Em agosto deste ano, o The New York Times bloqueou o rastreador da web da OpenAI, desenvolvedora do ChatGPT, para que a empresa não pudesse mais acessar o conteúdo do jornal para treinar seu modelo de IA. Além disso, o NYT atualizou seus termos de serviço para proibir a raspagem de seus artigos e imagens para o treinamento de plataformas de IA generativas. O jornal novaiorquino foi seguido pelo The Washington Post, Reuters, CNN e ABC News, entre outros, com medidas semelhantes.
Na América Latina, há uma discussão entre as associações de mídia sobre se bloquear sistemas como o ChatGPT é a melhor opção para proteger seu conteúdo. Embora tenham opiniões diferentes sobre o assunto, a SIP, a ANJ e a AMI concordam que medidas drásticas devem ser tomadas para evitar que o conteúdo jornalístico seja usado gratuitamente por plataformas de IA generativas.
"O algoritmo de IA é capaz de produzir uma monografia sobre um tema em um segundo porque obteve informações de fontes. Quando uma ou muitas dessas fontes são meios jornalísticos, que vão desde meios de notícia até meios especializados, e tudo isso é gratuito, ele vai pegar e aprender de graça.
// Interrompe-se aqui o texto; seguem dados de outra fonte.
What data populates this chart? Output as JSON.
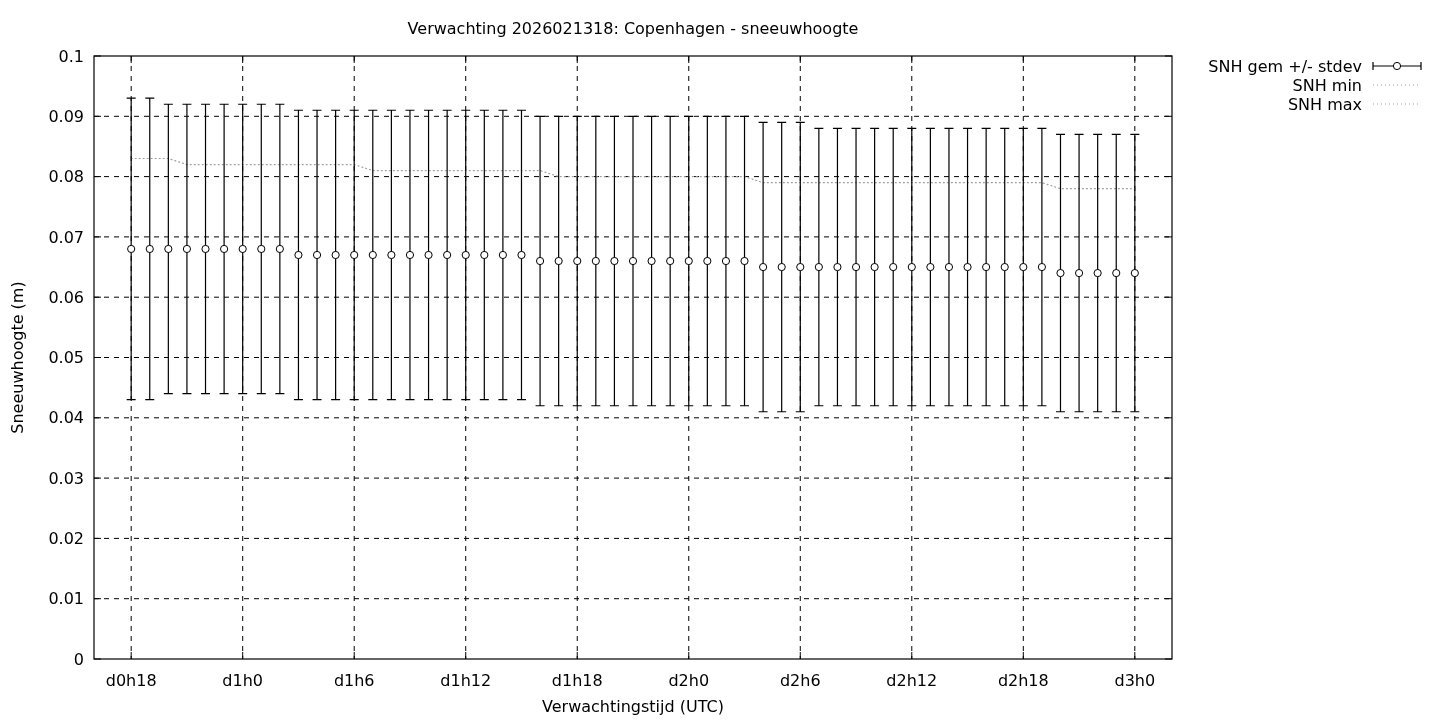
{
  "chart_data": {
    "type": "scatter",
    "title": "Verwachting 2026021318: Copenhagen - sneeuwhoogte",
    "xlabel": "Verwachtingstijd (UTC)",
    "ylabel": "Sneeuwhoogte (m)",
    "categories": [
      "d0h18",
      null,
      null,
      null,
      null,
      null,
      "d1h0",
      null,
      null,
      null,
      null,
      null,
      "d1h6",
      null,
      null,
      null,
      null,
      null,
      "d1h12",
      null,
      null,
      null,
      null,
      null,
      "d1h18",
      null,
      null,
      null,
      null,
      null,
      "d2h0",
      null,
      null,
      null,
      null,
      null,
      "d2h6",
      null,
      null,
      null,
      null,
      null,
      "d2h12",
      null,
      null,
      null,
      null,
      null,
      "d2h18",
      null,
      null,
      null,
      null,
      null,
      "d3h0"
    ],
    "ylim": [
      0,
      0.1
    ],
    "yticks": [
      0,
      0.01,
      0.02,
      0.03,
      0.04,
      0.05,
      0.06,
      0.07,
      0.08,
      0.09,
      0.1
    ],
    "grid": true,
    "legend": "top right",
    "series": [
      {
        "name": "SNH gem +/- stdev",
        "marker": "circle",
        "color": "#000000",
        "values": [
          0.068,
          0.068,
          0.068,
          0.068,
          0.068,
          0.068,
          0.068,
          0.068,
          0.068,
          0.067,
          0.067,
          0.067,
          0.067,
          0.067,
          0.067,
          0.067,
          0.067,
          0.067,
          0.067,
          0.067,
          0.067,
          0.067,
          0.066,
          0.066,
          0.066,
          0.066,
          0.066,
          0.066,
          0.066,
          0.066,
          0.066,
          0.066,
          0.066,
          0.066,
          0.065,
          0.065,
          0.065,
          0.065,
          0.065,
          0.065,
          0.065,
          0.065,
          0.065,
          0.065,
          0.065,
          0.065,
          0.065,
          0.065,
          0.065,
          0.065,
          0.064,
          0.064,
          0.064,
          0.064,
          0.064
        ],
        "errors": [
          0.025,
          0.025,
          0.024,
          0.024,
          0.024,
          0.024,
          0.024,
          0.024,
          0.024,
          0.024,
          0.024,
          0.024,
          0.024,
          0.024,
          0.024,
          0.024,
          0.024,
          0.024,
          0.024,
          0.024,
          0.024,
          0.024,
          0.024,
          0.024,
          0.024,
          0.024,
          0.024,
          0.024,
          0.024,
          0.024,
          0.024,
          0.024,
          0.024,
          0.024,
          0.024,
          0.024,
          0.024,
          0.023,
          0.023,
          0.023,
          0.023,
          0.023,
          0.023,
          0.023,
          0.023,
          0.023,
          0.023,
          0.023,
          0.023,
          0.023,
          0.023,
          0.023,
          0.023,
          0.023,
          0.023
        ]
      },
      {
        "name": "SNH min",
        "type": "line",
        "line_style": "dotted",
        "color": "#a0a0a0",
        "values": [
          null,
          null,
          null,
          null,
          null,
          null,
          null,
          null,
          null,
          null,
          null,
          null,
          null,
          null,
          null,
          null,
          null,
          null,
          null,
          null,
          null,
          null,
          null,
          null,
          null,
          null,
          null,
          null,
          null,
          null,
          null,
          null,
          null,
          null,
          null,
          null,
          null,
          null,
          null,
          null,
          null,
          null,
          null,
          null,
          null,
          null,
          null,
          null,
          null,
          null,
          null,
          null,
          null,
          null,
          null
        ]
      },
      {
        "name": "SNH max",
        "type": "line",
        "line_style": "dotted",
        "color": "#a0a0a0",
        "values": [
          0.083,
          0.083,
          0.083,
          0.082,
          0.082,
          0.082,
          0.082,
          0.082,
          0.082,
          0.082,
          0.082,
          0.082,
          0.082,
          0.081,
          0.081,
          0.081,
          0.081,
          0.081,
          0.081,
          0.081,
          0.081,
          0.081,
          0.081,
          0.08,
          0.08,
          0.08,
          0.08,
          0.08,
          0.08,
          0.08,
          0.08,
          0.08,
          0.08,
          0.08,
          0.079,
          0.079,
          0.079,
          0.079,
          0.079,
          0.079,
          0.079,
          0.079,
          0.079,
          0.079,
          0.079,
          0.079,
          0.079,
          0.079,
          0.079,
          0.079,
          0.078,
          0.078,
          0.078,
          0.078,
          0.078
        ]
      }
    ]
  }
}
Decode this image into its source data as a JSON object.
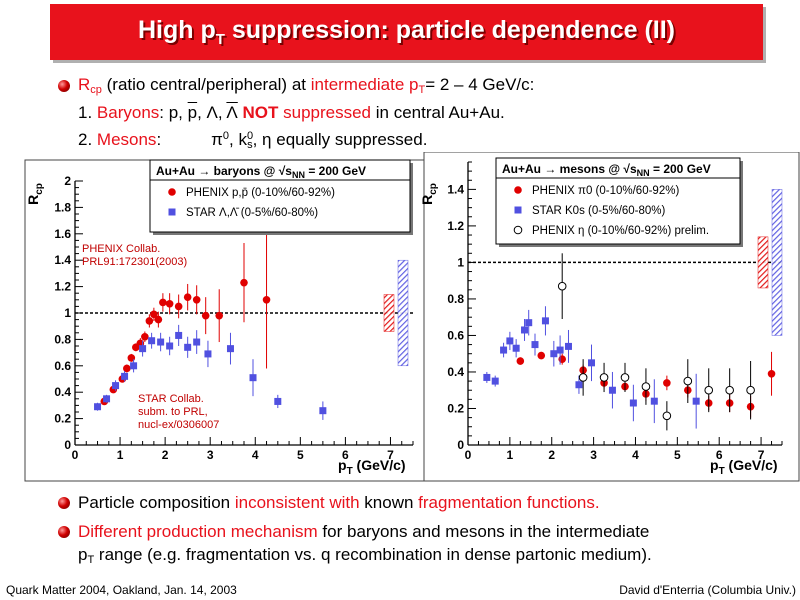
{
  "slide": {
    "title_main": "High p",
    "title_sub": "T",
    "title_rest": " suppression: particle dependence (II)",
    "bullet1": {
      "r": "R",
      "cp": "cp",
      "text1": " (ratio central/peripheral) at ",
      "intermediate": "intermediate",
      "p": " p",
      "t": "T",
      "range": "= 2 – 4 GeV/c:",
      "l2_num": "1. ",
      "baryons": "Baryons",
      "l2_a": ":  p, ",
      "pbar": "p",
      "l2_b": ", Λ, ",
      "lbar": "Λ",
      "l2_not": " NOT",
      "l2_supp": " suppressed",
      "l2_rest": " in central Au+Au.",
      "l3_num": "2. ",
      "mesons": "Mesons",
      "l3_a": ":",
      "pi": "π",
      "pi_sup": "0",
      "l3_b": ", k",
      "k_sup": "0",
      "k_sub": "s",
      "l3_c": ", η  equally suppressed."
    },
    "bullet2": {
      "a": "Particle composition ",
      "b": "inconsistent with",
      "c": " known ",
      "d": "fragmentation functions."
    },
    "bullet3": {
      "a": "Different production mechanism",
      "b": " for baryons and mesons in the intermediate",
      "c": "p",
      "c_sub": "T",
      "d": " range (e.g. fragmentation vs. q recombination in dense partonic medium)."
    },
    "footer_left": "Quark Matter 2004, Oakland, Jan. 14, 2003",
    "footer_right": "David d'Enterria (Columbia Univ.)"
  },
  "chart_data": [
    {
      "type": "scatter",
      "legend_title": "Au+Au → baryons @ √s",
      "legend_title_sub": "NN",
      "legend_title_rest": " = 200 GeV",
      "ylabel": "R",
      "ylabel_sub": "cp",
      "xlabel": "p",
      "xlabel_sub": "T",
      "xlabel_rest": " (GeV/c)",
      "xlim": [
        0,
        7.5
      ],
      "ylim": [
        0,
        2
      ],
      "x_ticks": [
        "0",
        "1",
        "2",
        "3",
        "4",
        "5",
        "6",
        "7"
      ],
      "y_ticks": [
        "0",
        "0.2",
        "0.4",
        "0.6",
        "0.8",
        "1",
        "1.2",
        "1.4",
        "1.6",
        "1.8",
        "2"
      ],
      "reference_line": 1,
      "annotations": [
        {
          "text": [
            "PHENIX Collab.",
            "PRL91:172301(2003)"
          ],
          "color": "#c00000"
        },
        {
          "text": [
            "STAR Collab.",
            "subm. to PRL,",
            "nucl-ex/0306007"
          ],
          "color": "#c00000"
        }
      ],
      "series": [
        {
          "name": "PHENIX p,p̄ (0-10%/60-92%)",
          "marker": "circle",
          "color": "#e00000",
          "x": [
            0.65,
            0.85,
            1.05,
            1.15,
            1.25,
            1.35,
            1.45,
            1.55,
            1.65,
            1.75,
            1.85,
            1.95,
            2.1,
            2.3,
            2.5,
            2.7,
            2.9,
            3.2,
            3.75,
            4.25
          ],
          "y": [
            0.33,
            0.42,
            0.5,
            0.58,
            0.66,
            0.74,
            0.77,
            0.82,
            0.94,
            0.99,
            0.95,
            1.08,
            1.07,
            1.05,
            1.12,
            1.1,
            0.98,
            0.98,
            1.23,
            1.1
          ],
          "err": [
            0.02,
            0.02,
            0.02,
            0.03,
            0.03,
            0.03,
            0.04,
            0.04,
            0.05,
            0.05,
            0.06,
            0.07,
            0.08,
            0.09,
            0.1,
            0.11,
            0.14,
            0.2,
            0.3,
            0.52
          ]
        },
        {
          "name": "STAR Λ,Λ̄ (0-5%/60-80%)",
          "marker": "square",
          "color": "#5050e0",
          "x": [
            0.5,
            0.7,
            0.9,
            1.1,
            1.3,
            1.5,
            1.7,
            1.9,
            2.1,
            2.3,
            2.5,
            2.7,
            2.95,
            3.45,
            3.95,
            4.5,
            5.5
          ],
          "y": [
            0.29,
            0.35,
            0.45,
            0.52,
            0.6,
            0.73,
            0.79,
            0.78,
            0.75,
            0.83,
            0.74,
            0.78,
            0.69,
            0.73,
            0.51,
            0.33,
            0.26
          ],
          "err": [
            0.03,
            0.03,
            0.04,
            0.04,
            0.05,
            0.06,
            0.06,
            0.07,
            0.07,
            0.08,
            0.08,
            0.09,
            0.1,
            0.12,
            0.14,
            0.05,
            0.07
          ]
        }
      ],
      "systematics": [
        {
          "color": "#e00000",
          "center": 1.0,
          "half": 0.14
        },
        {
          "color": "#5050e0",
          "center": 1.0,
          "half": 0.4
        }
      ]
    },
    {
      "type": "scatter",
      "legend_title": "Au+Au → mesons @ √s",
      "legend_title_sub": "NN",
      "legend_title_rest": " = 200 GeV",
      "ylabel": "R",
      "ylabel_sub": "cp",
      "xlabel": "p",
      "xlabel_sub": "T",
      "xlabel_rest": " (GeV/c)",
      "xlim": [
        0,
        7.5
      ],
      "ylim": [
        0,
        1.55
      ],
      "x_ticks": [
        "0",
        "1",
        "2",
        "3",
        "4",
        "5",
        "6",
        "7"
      ],
      "y_ticks": [
        "0",
        "0.2",
        "0.4",
        "0.6",
        "0.8",
        "1",
        "1.2",
        "1.4"
      ],
      "reference_line": 1,
      "series": [
        {
          "name": "PHENIX π0 (0-10%/60-92%)",
          "marker": "circle",
          "color": "#e00000",
          "x": [
            1.25,
            1.75,
            2.25,
            2.75,
            3.25,
            3.75,
            4.25,
            4.75,
            5.25,
            5.75,
            6.25,
            6.75,
            7.25
          ],
          "y": [
            0.46,
            0.49,
            0.47,
            0.41,
            0.34,
            0.32,
            0.28,
            0.34,
            0.3,
            0.23,
            0.23,
            0.21,
            0.39
          ],
          "err": [
            0.02,
            0.02,
            0.03,
            0.03,
            0.03,
            0.03,
            0.04,
            0.04,
            0.04,
            0.04,
            0.05,
            0.06,
            0.12
          ]
        },
        {
          "name": "STAR K0s (0-5%/60-80%)",
          "marker": "square",
          "color": "#5050e0",
          "x": [
            0.45,
            0.65,
            0.85,
            1.0,
            1.15,
            1.35,
            1.45,
            1.6,
            1.85,
            2.05,
            2.2,
            2.4,
            2.65,
            2.95,
            3.45,
            3.95,
            4.45,
            5.45
          ],
          "y": [
            0.37,
            0.35,
            0.52,
            0.57,
            0.53,
            0.63,
            0.67,
            0.55,
            0.68,
            0.5,
            0.52,
            0.54,
            0.33,
            0.45,
            0.3,
            0.23,
            0.24,
            0.24
          ],
          "err": [
            0.03,
            0.03,
            0.04,
            0.05,
            0.05,
            0.06,
            0.07,
            0.06,
            0.08,
            0.07,
            0.08,
            0.09,
            0.05,
            0.1,
            0.1,
            0.1,
            0.12,
            0.15
          ]
        },
        {
          "name": "PHENIX η (0-10%/60-92%) prelim.",
          "marker": "open-circle",
          "color": "#000000",
          "x": [
            2.25,
            2.75,
            3.25,
            3.75,
            4.25,
            4.75,
            5.25,
            5.75,
            6.25,
            6.75
          ],
          "y": [
            0.87,
            0.37,
            0.37,
            0.37,
            0.32,
            0.16,
            0.35,
            0.3,
            0.3,
            0.3
          ],
          "err": [
            0.18,
            0.1,
            0.08,
            0.08,
            0.1,
            0.08,
            0.12,
            0.12,
            0.12,
            0.16
          ]
        }
      ],
      "systematics": [
        {
          "color": "#e00000",
          "center": 1.0,
          "half": 0.14
        },
        {
          "color": "#5050e0",
          "center": 1.0,
          "half": 0.4
        }
      ]
    }
  ]
}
É como ir para a faculdade sem pagar a mensalidade", disse Zitzmann.
Para Rech, a remuneração pela atividade jornalística deve ir além do simples pagamento pelo uso do conteúdo. O presidente-executivo da ANJ acredita que as atividades das plataformas digitais, incluindo IA e redes sociais, têm como efeito colateral uma contaminação do ecossistema de informações, que inclui fenômenos como desinformação e discurso de ódio.
Essa contaminação, segundo ele, foi testada em países como o Brasil, com a influência do WhatsApp na eleição de Jair Bolsonaro; nos Estados Unidos, com a desinformação gerada durante o governo de Donald Trump; e nas Filipinas, com os exércitos de bots que manipularam informações a favor do presidente Rodrigo Duterte.
O jornalismo tem a capacidade profissional e técnica de "limpar" essa poluição, com verificação de conteúdo e informações de qualidade, e os responsáveis por essa poluição são os que devem pagar pelo menos parte dessa limpeza, disse Rech.
"Defendo que as plataformas tenham que pagar uma taxa, uma porcentagem sobre seus lucros, e que isso seja repassado a quem faz a 'limpeza' dessa poluição", disse ele. “É como uma indústria que produz, por exemplo, sapatos, e parte de seus resíduos vai para um rio. Você tem que pagar pela limpeza desse rio.”
Para Rech, essa seria a maneira mais segura e sustentável, não apenas para financiar o jornalismo, mas para fazer com que a informação de qualidade prevaleça sobre a desinformação.
"Se o crescimento global ameaça a saúde física do planeta, a desinformação ameaça a saúde mental", disse ele. “Quem faz a ameaça, quem faz fortuna, bilhões de dólares com isso, tem que pagar uma parte da limpeza dessa poluição.”